“From the city’s perspective, it’s very significant because we really don’t have a dedicated source of revenue for bike trails,” said Rich Engle, Hamilton’s director of engineering. “We are focusing all of our infrastructure funds on intersections and street resurfacing, and those kinds of projects.”
The city had applied for $1.5 million, and $750,000 was included in the proposed capital budget.
Phase I runs from Cleveland to Eaton Avenues and will include a 117-foot-long bridge over Two Mile Creek, said Allen Messer, a city employee who has worked on the project’s design. That Beltline section ends at Eaton Avenue near the Flub’s Dariette ice cream shop.
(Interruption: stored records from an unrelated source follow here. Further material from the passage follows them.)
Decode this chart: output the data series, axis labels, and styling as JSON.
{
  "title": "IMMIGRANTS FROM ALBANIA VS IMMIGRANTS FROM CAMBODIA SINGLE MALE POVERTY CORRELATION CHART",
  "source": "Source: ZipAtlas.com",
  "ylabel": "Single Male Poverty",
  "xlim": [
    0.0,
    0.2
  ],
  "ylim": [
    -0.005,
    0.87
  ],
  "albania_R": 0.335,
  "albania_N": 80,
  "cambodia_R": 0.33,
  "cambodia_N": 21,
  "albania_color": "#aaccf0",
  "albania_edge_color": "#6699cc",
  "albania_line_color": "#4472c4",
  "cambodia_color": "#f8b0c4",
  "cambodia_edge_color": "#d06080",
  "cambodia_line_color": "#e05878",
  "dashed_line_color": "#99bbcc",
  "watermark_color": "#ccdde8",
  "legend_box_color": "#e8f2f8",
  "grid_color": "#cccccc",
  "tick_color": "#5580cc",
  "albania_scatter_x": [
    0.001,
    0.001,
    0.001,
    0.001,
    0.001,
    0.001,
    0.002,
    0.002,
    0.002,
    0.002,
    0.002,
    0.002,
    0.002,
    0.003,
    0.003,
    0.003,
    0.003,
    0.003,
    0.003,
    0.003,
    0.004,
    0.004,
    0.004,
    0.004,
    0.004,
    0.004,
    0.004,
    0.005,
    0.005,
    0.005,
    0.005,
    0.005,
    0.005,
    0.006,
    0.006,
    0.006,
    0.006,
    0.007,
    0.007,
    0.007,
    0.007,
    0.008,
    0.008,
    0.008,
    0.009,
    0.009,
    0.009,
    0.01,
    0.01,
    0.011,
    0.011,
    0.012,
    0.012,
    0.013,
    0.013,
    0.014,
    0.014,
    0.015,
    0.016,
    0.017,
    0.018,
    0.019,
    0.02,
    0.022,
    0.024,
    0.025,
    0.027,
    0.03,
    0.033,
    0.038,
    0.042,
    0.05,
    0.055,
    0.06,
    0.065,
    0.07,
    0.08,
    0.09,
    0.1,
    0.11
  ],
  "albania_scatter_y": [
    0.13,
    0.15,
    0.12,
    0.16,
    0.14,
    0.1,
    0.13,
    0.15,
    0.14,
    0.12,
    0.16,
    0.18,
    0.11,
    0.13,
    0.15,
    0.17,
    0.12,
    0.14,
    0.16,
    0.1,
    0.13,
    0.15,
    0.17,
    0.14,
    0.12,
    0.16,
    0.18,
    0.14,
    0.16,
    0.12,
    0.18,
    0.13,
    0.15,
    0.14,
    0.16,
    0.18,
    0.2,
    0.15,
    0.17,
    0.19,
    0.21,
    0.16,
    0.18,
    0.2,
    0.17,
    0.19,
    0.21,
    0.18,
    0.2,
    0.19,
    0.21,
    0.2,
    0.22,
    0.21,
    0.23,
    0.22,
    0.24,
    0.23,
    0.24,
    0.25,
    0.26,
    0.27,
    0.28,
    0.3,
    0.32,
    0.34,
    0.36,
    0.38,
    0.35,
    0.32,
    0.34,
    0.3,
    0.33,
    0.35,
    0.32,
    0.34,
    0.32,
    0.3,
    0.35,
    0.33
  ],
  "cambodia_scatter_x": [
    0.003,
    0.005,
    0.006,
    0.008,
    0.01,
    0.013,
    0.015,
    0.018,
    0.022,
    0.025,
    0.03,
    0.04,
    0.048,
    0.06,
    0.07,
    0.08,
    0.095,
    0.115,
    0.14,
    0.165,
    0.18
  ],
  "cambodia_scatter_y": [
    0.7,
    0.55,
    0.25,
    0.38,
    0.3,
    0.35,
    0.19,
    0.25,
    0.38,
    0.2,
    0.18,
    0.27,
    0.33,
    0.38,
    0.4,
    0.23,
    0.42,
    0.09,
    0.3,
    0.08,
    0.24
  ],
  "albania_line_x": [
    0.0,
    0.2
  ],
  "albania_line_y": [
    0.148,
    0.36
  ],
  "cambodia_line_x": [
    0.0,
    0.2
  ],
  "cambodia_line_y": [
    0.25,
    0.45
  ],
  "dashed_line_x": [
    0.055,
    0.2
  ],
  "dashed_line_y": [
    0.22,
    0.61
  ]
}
Phase II will link Phase I with North B Street near the under-construction Spooky Nook Sports Champion Mill indoor sports complex. That comes as good news to many residents, because when consultants recently collected information for an Active Transportation Plan for the city — focusing on walking, biking and public transportation — the Beltline was popular.
A proposed bike trail along North B Street through Spooky Nook and the High-Main Bridge is not part of the Beltline itself but expected to be another aid for walkers and bikers. That part of bikeway, which also will link to the Great Miami River Bikeway via the Black Street Bridge, has not yet been designed. But the city this fall learned it had won funding for that project.
“Certainly it will provide connectivity through our West Side of Hamilton, to the river and to the Spooky Nook sports complex,” Engle said. “Having connectivity to the river and downtown, and we already have connectivity for a bike trail on the east side of the river, so this will complement that on the West Side.”
Engle complimented the city’s engineering staff and also officials with the Ohio Department of Transportation and other state agencies for Hamilton’s success in winning state grants.
“We’ve had good staff in the Engineering Department working diligently on identifying grants and working hard to make sure that our projects meet the qualifications,” he said. “ODOT has been very helpful to us as well, helping us to identify grants. They have given us heads-up that for instance we have bridge-grant applications that have been approved because they told us, ‘Hey, your bridges qualify.’”
“I have to give all my accolades to the staff that helped to identify those opportunities.”
The Beltline follows the path taken by the rail spur once used by Champion for transporting products to and from the paper mill. Although it may be years before the beltline reaches Main Street at its southwestern-most point, the city and ODOT made arrangements for improvements to be made that will be necessary when the Beltline is built at the under-construction intersection of Main Street/Cereal Avenue/Haldimand Avenue/Western Avenue to realign the streets and make it safer and easier to pass through.